As he did for all 45 of the annual Eatonville Lions Arts Festivals, artist Fred Oldfield last August displayed his western paintings and happily talked to visitors at his booth at about his days working on cattle roundups. The life he led was part of the inspiration for his western paintings. (Jim Bryant/Dispatch file photo)
As he did for all 45 of the annual Eatonville Lions Arts Festivals, artist Fred Oldfield last August displayed his western paintings and happily talked to visitors at his booth at about his days working on cattle roundups. The life he led was part of the inspiration for his western paintings. (Jim Bryant/Dispatch file photo)
By Pat Jenkins
The Dispatch
This year's Eatonville Lions Arts Festival won't be quite the same. Fred Oldfield won't be there.
Oldfield, the venerable painter of cowboy and western life, died Feb. 24 in Tacoma. He was 98. He had been ill.
Oldfield exhibited his paintings at all 45 of the annual festivals that are held every summer at Glacier Park in Eatonville. He was a fixture in his cowboy hat, greeting visitors and regaling them with stories about his days riding herd in cattle roundups.
During an interview at the festival last August, he had a ready quip when he was asked if he ever considered retiring.
"From what? I paint and I fish. What should I give up?" he said.
From the time he became a full-time artist at age 60, he was a well-respected painter and passionate about teaching aspiring young artists. He taught art at the Fred Oldfield Western Heritage and Art Center, on the grounds of the Washington State Fair in Puyallup. The center includes a museum with artifacts from the old West, along with displays of paintings and art by Oldfield and other artists.
A fund-raiser for the center, scheduled for March 17, was going to double as a elebration of his 99th birthday. The event will still be held, according to his family.
On Facebook, famly members described him as "the most amazing daddy, grandfather, husband, friend, artist and gramps to hundreds of children.” The latter reference was to the art classes for youngsters at the art center that bears his name.
Oldfield first dabbled in painting at the age of 17. Among other things, he painted a flower on a bunkhouse wall.
He was raised on an Indian reservation in Yakima, and worked on tribe-owned cattle ranches.
“I basically rode with the Indians herding cows during cattle rounds,” he said while chatting at his booth at the arts festival in Eatonville last August. “I started painting western art scenes from what was seen on the reservation and during the roundups.”

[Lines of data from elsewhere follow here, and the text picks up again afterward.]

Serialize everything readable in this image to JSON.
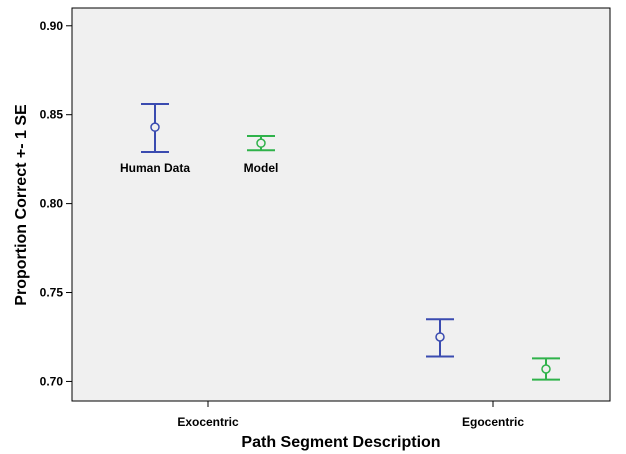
{
  "colors": {
    "background": "#ffffff",
    "plot_background": "#f0f0f0",
    "human": "#3a4bb0",
    "model": "#2fb24a",
    "axis": "#000000"
  },
  "chart_data": {
    "type": "scatter",
    "subtype": "errorbar",
    "xlabel": "Path Segment Description",
    "ylabel": "Proportion Correct +- 1 SE",
    "categories": [
      "Exocentric",
      "Egocentric"
    ],
    "ylim": [
      0.689,
      0.91
    ],
    "yticks": [
      0.7,
      0.75,
      0.8,
      0.85,
      0.9
    ],
    "ytick_labels": [
      "0.70",
      "0.75",
      "0.80",
      "0.85",
      "0.90"
    ],
    "grid": false,
    "legend": "none",
    "annotations": [
      "Human Data",
      "Model"
    ],
    "series": [
      {
        "name": "Human Data",
        "color": "#3a4bb0",
        "mean": [
          0.843,
          0.725
        ],
        "lower": [
          0.829,
          0.714
        ],
        "upper": [
          0.856,
          0.735
        ]
      },
      {
        "name": "Model",
        "color": "#2fb24a",
        "mean": [
          0.834,
          0.707
        ],
        "lower": [
          0.83,
          0.701
        ],
        "upper": [
          0.838,
          0.713
        ]
      }
    ]
  }
}
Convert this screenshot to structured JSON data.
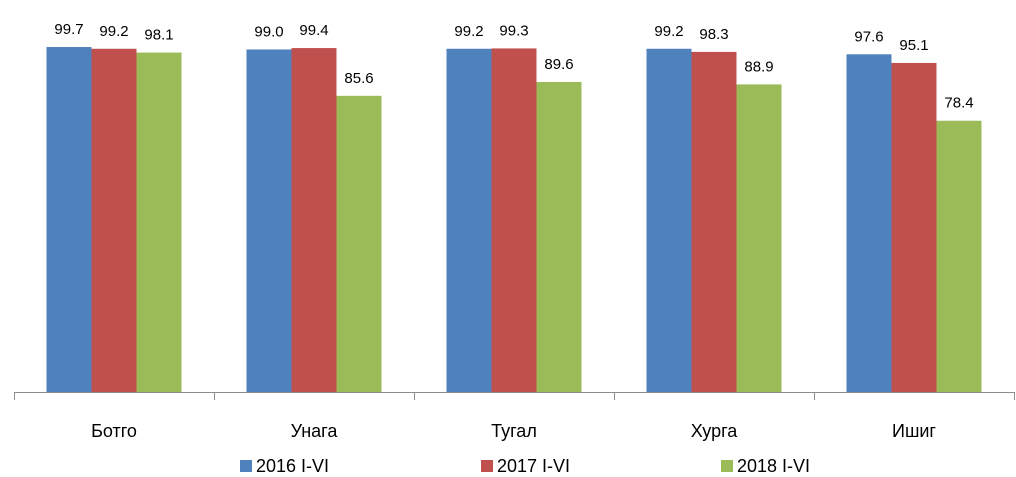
{
  "chart_data": {
    "type": "bar",
    "categories": [
      "Ботго",
      "Унага",
      "Тугал",
      "Хурга",
      "Ишиг"
    ],
    "series": [
      {
        "name": "2016 I-VI",
        "color": "#4F81BD",
        "values": [
          99.7,
          99.0,
          99.2,
          99.2,
          97.6
        ]
      },
      {
        "name": "2017 I-VI",
        "color": "#C0504D",
        "values": [
          99.2,
          99.4,
          99.3,
          98.3,
          95.1
        ]
      },
      {
        "name": "2018 I-VI",
        "color": "#9BBB59",
        "values": [
          98.1,
          85.6,
          89.6,
          88.9,
          78.4
        ]
      }
    ],
    "data_labels": true,
    "value_axis_visible": false,
    "grid": false,
    "legend_position": "bottom"
  }
}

After serving with the Army in World War II, Oldfield attended art school in Seattle and began painting murals in Alaska, Canada and the Northwest. Since then, his paintings have been purchased by private collectors worldwide and displayed in art museums.
Oldfield was preceded in death by his wife. A memorial service will be held for him this spring at a date and location to be determined, according to his family.